A hybrid quantum circuit consisting of a superconducting flux qubit coupled to both a spin ensemble and a transmission-line resonator

TL;DR

This paper proposes a hybrid quantum circuit using a superconducting flux qubit to enable strong coupling between a spin ensemble and a transmission-line resonator, facilitating quantum information transfer with fewer spins and potential for long-term quantum memory.

Contribution

It introduces a novel hybrid quantum circuit design that significantly reduces the number of spins needed for strong coupling, enhancing quantum memory and nonlinear effect exploration.

Findings

Achieves strong coupling with three to four orders fewer spins

Enables quantum information transfer between spin ensemble and resonator

Potential for long-time quantum memory and nonlinear effects exploration

Abstract

We propose an experimentally realizable hybrid quantum circuit for achieving a strong coupling between a spin ensemble and a transmission-line resonator via a superconducting flux qubit used as a data bus.

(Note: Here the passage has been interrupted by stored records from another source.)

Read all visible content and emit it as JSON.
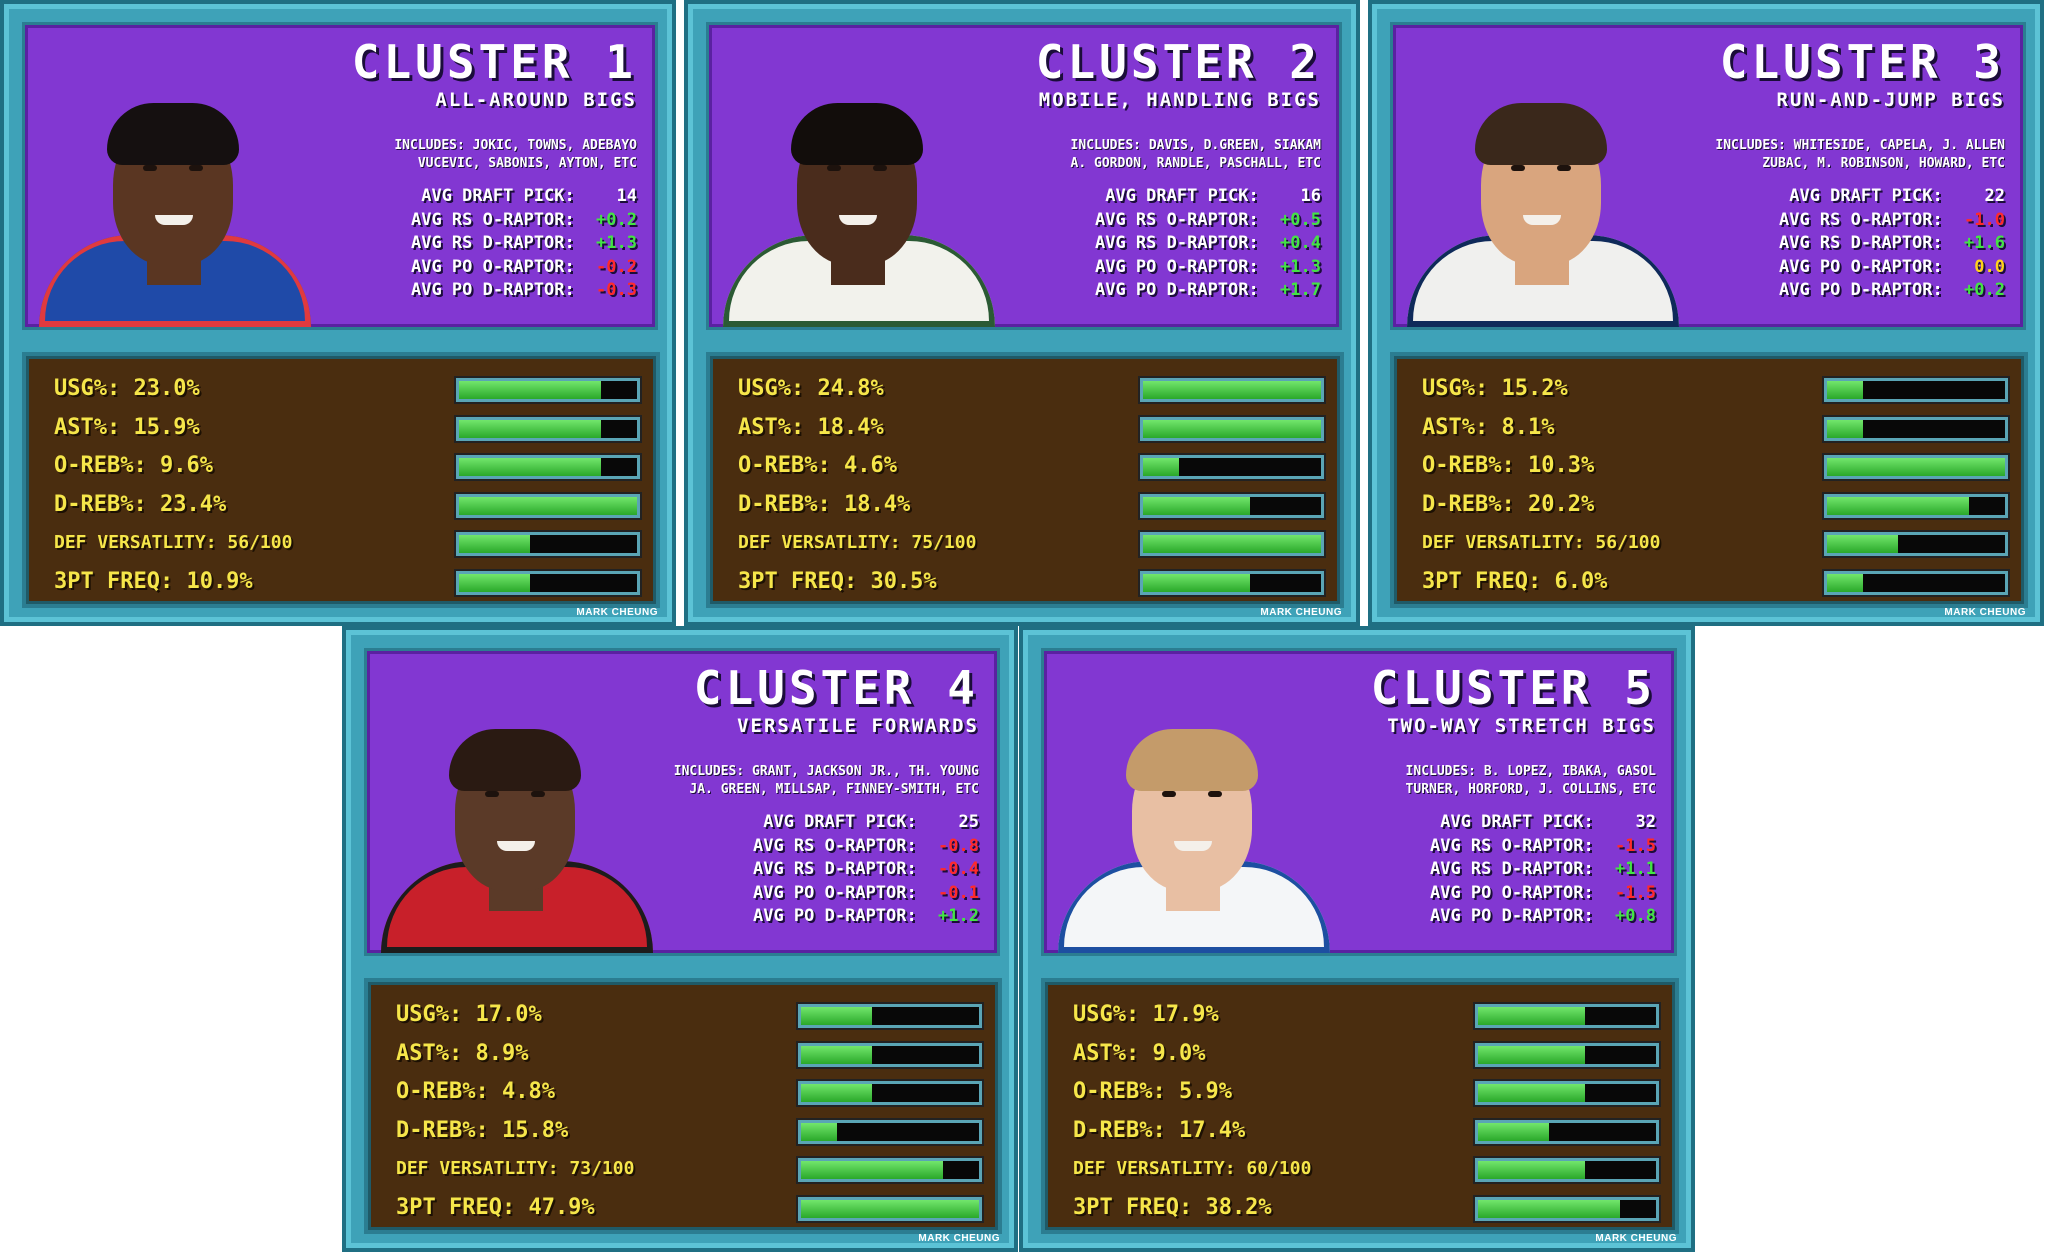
{
  "colors": {
    "card_frame": "#3ea2b8",
    "top_panel": "#8237d2",
    "bottom_panel": "#4a2d0f",
    "metric_text": "#f6e64a",
    "bar_fill": "#3cbf3a",
    "positive": "#43e443",
    "negative": "#ff2a2a",
    "zero": "#ffd21a"
  },
  "labels": {
    "draft": "AVG DRAFT PICK:",
    "rs_o": "AVG RS O-RAPTOR:",
    "rs_d": "AVG RS D-RAPTOR:",
    "po_o": "AVG PO O-RAPTOR:",
    "po_d": "AVG PO D-RAPTOR:"
  },
  "clusters": [
    {
      "title": "CLUSTER 1",
      "subtitle": "ALL-AROUND BIGS",
      "includes_1": "INCLUDES: JOKIC, TOWNS, ADEBAYO",
      "includes_2": "VUCEVIC, SABONIS, AYTON, ETC",
      "draft_pick": "14",
      "rs_o": "+0.2",
      "rs_d": "+1.3",
      "po_o": "-0.2",
      "po_d": "-0.3",
      "player_icon": "player-photo-76ers",
      "metrics": [
        {
          "label": "USG%: 23.0%",
          "level": 0.8
        },
        {
          "label": "AST%: 15.9%",
          "level": 0.8
        },
        {
          "label": "O-REB%: 9.6%",
          "level": 0.8
        },
        {
          "label": "D-REB%: 23.4%",
          "level": 1.0
        },
        {
          "label": "DEF VERSATLITY: 56/100",
          "level": 0.4
        },
        {
          "label": "3PT FREQ: 10.9%",
          "level": 0.4
        }
      ],
      "credit": "MARK CHEUNG"
    },
    {
      "title": "CLUSTER 2",
      "subtitle": "MOBILE, HANDLING BIGS",
      "includes_1": "INCLUDES: DAVIS, D.GREEN, SIAKAM",
      "includes_2": "A. GORDON, RANDLE, PASCHALL, ETC",
      "draft_pick": "16",
      "rs_o": "+0.5",
      "rs_d": "+0.4",
      "po_o": "+1.3",
      "po_d": "+1.7",
      "player_icon": "player-photo-bucks",
      "metrics": [
        {
          "label": "USG%: 24.8%",
          "level": 1.0
        },
        {
          "label": "AST%: 18.4%",
          "level": 1.0
        },
        {
          "label": "O-REB%: 4.6%",
          "level": 0.2
        },
        {
          "label": "D-REB%: 18.4%",
          "level": 0.6
        },
        {
          "label": "DEF VERSATLITY: 75/100",
          "level": 1.0
        },
        {
          "label": "3PT FREQ: 30.5%",
          "level": 0.6
        }
      ],
      "credit": "MARK CHEUNG"
    },
    {
      "title": "CLUSTER 3",
      "subtitle": "RUN-AND-JUMP BIGS",
      "includes_1": "INCLUDES: WHITESIDE, CAPELA, J. ALLEN",
      "includes_2": "ZUBAC, M. ROBINSON, HOWARD, ETC",
      "draft_pick": "22",
      "rs_o": "-1.0",
      "rs_d": "+1.6",
      "po_o": "0.0",
      "po_d": "+0.2",
      "player_icon": "player-photo-jazz",
      "metrics": [
        {
          "label": "USG%: 15.2%",
          "level": 0.2
        },
        {
          "label": "AST%: 8.1%",
          "level": 0.2
        },
        {
          "label": "O-REB%: 10.3%",
          "level": 1.0
        },
        {
          "label": "D-REB%: 20.2%",
          "level": 0.8
        },
        {
          "label": "DEF VERSATLITY: 56/100",
          "level": 0.4
        },
        {
          "label": "3PT FREQ: 6.0%",
          "level": 0.2
        }
      ],
      "credit": "MARK CHEUNG"
    },
    {
      "title": "CLUSTER 4",
      "subtitle": "VERSATILE FORWARDS",
      "includes_1": "INCLUDES: GRANT, JACKSON JR., TH. YOUNG",
      "includes_2": "JA. GREEN, MILLSAP, FINNEY-SMITH, ETC",
      "draft_pick": "25",
      "rs_o": "-0.8",
      "rs_d": "-0.4",
      "po_o": "-0.1",
      "po_d": "+1.2",
      "player_icon": "player-photo-rockets",
      "metrics": [
        {
          "label": "USG%: 17.0%",
          "level": 0.4
        },
        {
          "label": "AST%: 8.9%",
          "level": 0.4
        },
        {
          "label": "O-REB%: 4.8%",
          "level": 0.4
        },
        {
          "label": "D-REB%: 15.8%",
          "level": 0.2
        },
        {
          "label": "DEF VERSATLITY: 73/100",
          "level": 0.8
        },
        {
          "label": "3PT FREQ: 47.9%",
          "level": 1.0
        }
      ],
      "credit": "MARK CHEUNG"
    },
    {
      "title": "CLUSTER 5",
      "subtitle": "TWO-WAY STRETCH BIGS",
      "includes_1": "INCLUDES: B. LOPEZ, IBAKA, GASOL",
      "includes_2": "TURNER, HORFORD, J. COLLINS, ETC",
      "draft_pick": "32",
      "rs_o": "-1.5",
      "rs_d": "+1.1",
      "po_o": "-1.5",
      "po_d": "+0.8",
      "player_icon": "player-photo-mavericks",
      "metrics": [
        {
          "label": "USG%: 17.9%",
          "level": 0.6
        },
        {
          "label": "AST%: 9.0%",
          "level": 0.6
        },
        {
          "label": "O-REB%: 5.9%",
          "level": 0.6
        },
        {
          "label": "D-REB%: 17.4%",
          "level": 0.4
        },
        {
          "label": "DEF VERSATLITY: 60/100",
          "level": 0.6
        },
        {
          "label": "3PT FREQ: 38.2%",
          "level": 0.8
        }
      ],
      "credit": "MARK CHEUNG"
    }
  ]
}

The resulting coupling can be used to transfer quantum information between the spin ensemble and the resonator. In particular, in contrast to the direct coupling without a data bus, our approach requires far less spins to achieve a strong coupling between the spin ensemble and the resonator (e.g., three to four orders of magnitude less). This proposed hybrid quantum circuit could enable a long-time quantum memory when storing information in the spin ensemble, and allows the possibility to explore nonlinear effects in the ultrastrong-coupling regime.